Food is the footing of community viability. Safe, clean, affordable, available, and secure food sources are integral to the very concept of rural community development, regardless of the context. And yet this life-source is threatened by climate change, the despoilation of marine and other ecosystems, the catastrophic loss of biodiversity, habitat encroachment, shoreline loss, monocultural agronomic practices, corporate monopolistic structures, and other factors. Are there emergent insights, lessons, and pathways available from innovative communities, socio-economic sectors, alternative production/distribution/ownership configurations, the research literature, progressive public policies and programmes, technological adaptations, and otherwise, to address this pivotal dimension of the development agenda?

Migration has always been a fact of life in rural communities. Now through geopolitical upheaval, climate change, rapid economic change, and other factors, migration is a global phenomenon. It is layered upon more local or regional processes of urban-to-rural counter-urbanization relating to lifestyle and other choices. What are the experiences from rural communities in the challenges around the processes of reception and settlement? What about active integration? What models or explanatory concepts emerge from the research here? How have government and the private sector responded? What are the core lessons in preparation, planning, adjustment, social equity and justice, care, organizing, and monitoring and evaluating practice here?

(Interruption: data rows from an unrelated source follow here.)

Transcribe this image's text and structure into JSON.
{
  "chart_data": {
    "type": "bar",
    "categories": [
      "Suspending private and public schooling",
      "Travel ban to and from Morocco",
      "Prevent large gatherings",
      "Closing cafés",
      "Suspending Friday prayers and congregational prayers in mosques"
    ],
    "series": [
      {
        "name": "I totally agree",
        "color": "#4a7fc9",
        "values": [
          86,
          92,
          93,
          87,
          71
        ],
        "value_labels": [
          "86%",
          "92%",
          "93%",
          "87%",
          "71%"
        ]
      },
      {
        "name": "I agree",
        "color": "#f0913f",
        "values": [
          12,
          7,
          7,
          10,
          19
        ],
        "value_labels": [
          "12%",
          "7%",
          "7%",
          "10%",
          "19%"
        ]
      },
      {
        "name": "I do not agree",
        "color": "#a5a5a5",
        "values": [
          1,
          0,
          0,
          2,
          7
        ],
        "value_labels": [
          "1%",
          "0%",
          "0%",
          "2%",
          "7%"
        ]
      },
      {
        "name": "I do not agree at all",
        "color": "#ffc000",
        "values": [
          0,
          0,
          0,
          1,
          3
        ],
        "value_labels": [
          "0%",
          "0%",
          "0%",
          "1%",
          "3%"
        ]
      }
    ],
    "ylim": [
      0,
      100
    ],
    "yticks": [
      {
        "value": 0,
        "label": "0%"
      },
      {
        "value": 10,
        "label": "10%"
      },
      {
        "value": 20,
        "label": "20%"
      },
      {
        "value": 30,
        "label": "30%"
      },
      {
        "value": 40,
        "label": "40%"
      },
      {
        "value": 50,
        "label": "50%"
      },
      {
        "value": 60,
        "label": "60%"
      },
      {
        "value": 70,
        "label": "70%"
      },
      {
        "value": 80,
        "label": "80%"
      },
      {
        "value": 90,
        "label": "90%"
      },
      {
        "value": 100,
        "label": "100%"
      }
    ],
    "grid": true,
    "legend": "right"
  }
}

Community economies are more than the narrowly defined system of “economistic” structures and market processes. Individual, household, family, and individual well-being go well beyond material and pecuniary assets, and those matters commonly encompassed by economic metrics. Rural community development looks to holistic conceptions of mental, emotional, physical, and other aspects of well-being. What does the research suggest here as new conceptual frameworks or other insights? How has progressive public policy addressed the breadth of interrelated perspectives here? How have communities, or networks of communities expanded the framework of “economic” development to encompass a more complete and holistic design for development?